Meski Tren SUV Naik, Subaru Tetap Yakin Jual Sedan

SHIBUYA, 24 Mei 2018 – Di tengah semakin naiknya tren SUV di pasar otomotif dunia, Subaru justru masih percaya bahwa sedan dan mobil-mobil tradisional akan tetap menjadi aspek penting portofolio produknya. Keyakinan Subaru ini menentang apa yang dilakukan oleh Ford.

Ford memutuskan untuk menyudahi produksi dari beberpaa model yang mayoritas adalah sedan, seiring dengan bergesernya tren global ke pasar SUV. Subaru beranggapan sedan penting untuk dipertahankan, seperti dikatakan oleh Dominick Infante sebagai National Manager of Product Communications Subaru U.S.

Menurut Infante, model sedan perlu dipertahankan dalam kondisi perekonomian seperti saat ini, di mana harga bahan bakar sedang fluktuatif.

“Harga bahan bakar mulai naik sekarang. Jadi perhitungan yang baik untuk memiliki sebuah sedan. Jadi kami masih membuat Impreza dan Impreza hatchback,” kata Infante.

“Mereka punya konsumsi bahan bakar lebih baik daripada sebut saja CUV seperti Crosstrek jadi kami tetap menjualnya jadi jika pasar memang berubah itu akan membantu penjualan sedan.”

Meski mengeluarkan pernyataan begitu, nyatanya di pasar penjualan sedan Subaru justru turun tahun ini, seperti Impreza, Legacy dan BRZ. Sementara Crosstrek yang adalah sebuah crossover justru meningkat sebanyak 66,6%.

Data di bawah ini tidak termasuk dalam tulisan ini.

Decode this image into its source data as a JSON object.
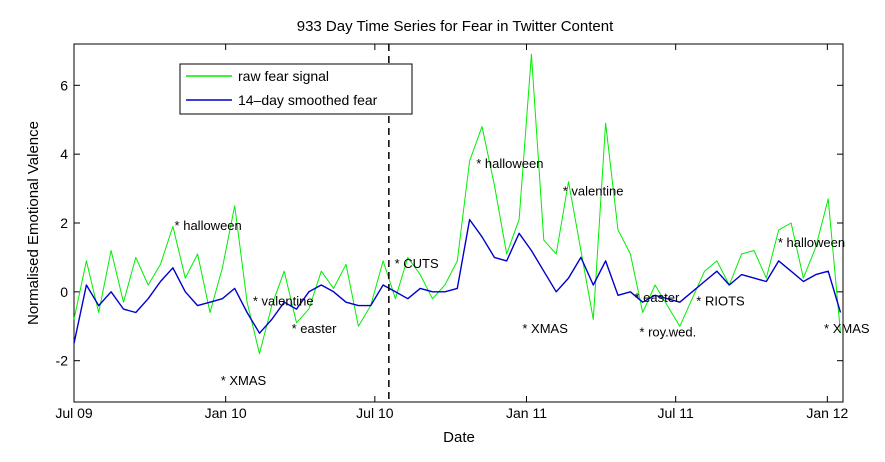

Di sisi lain, Subaru juga mengantisipasi semakin naiknya tren SUV dengan memiliki Ascent, yang adalah SUV dengan tiga baris tempat duduk. Crossotrek diharapkan bisa menjadi pilihan untuk konsumen Subaru yang ingin berganti ke mobil yang lebih besar.

Sedan dan hatchback akan tetap menjadi prioritas Subaru dalam menawarkan rangkaian produk, meski mayoritas pabrikan dunia beralih fokus ke pasar SUV.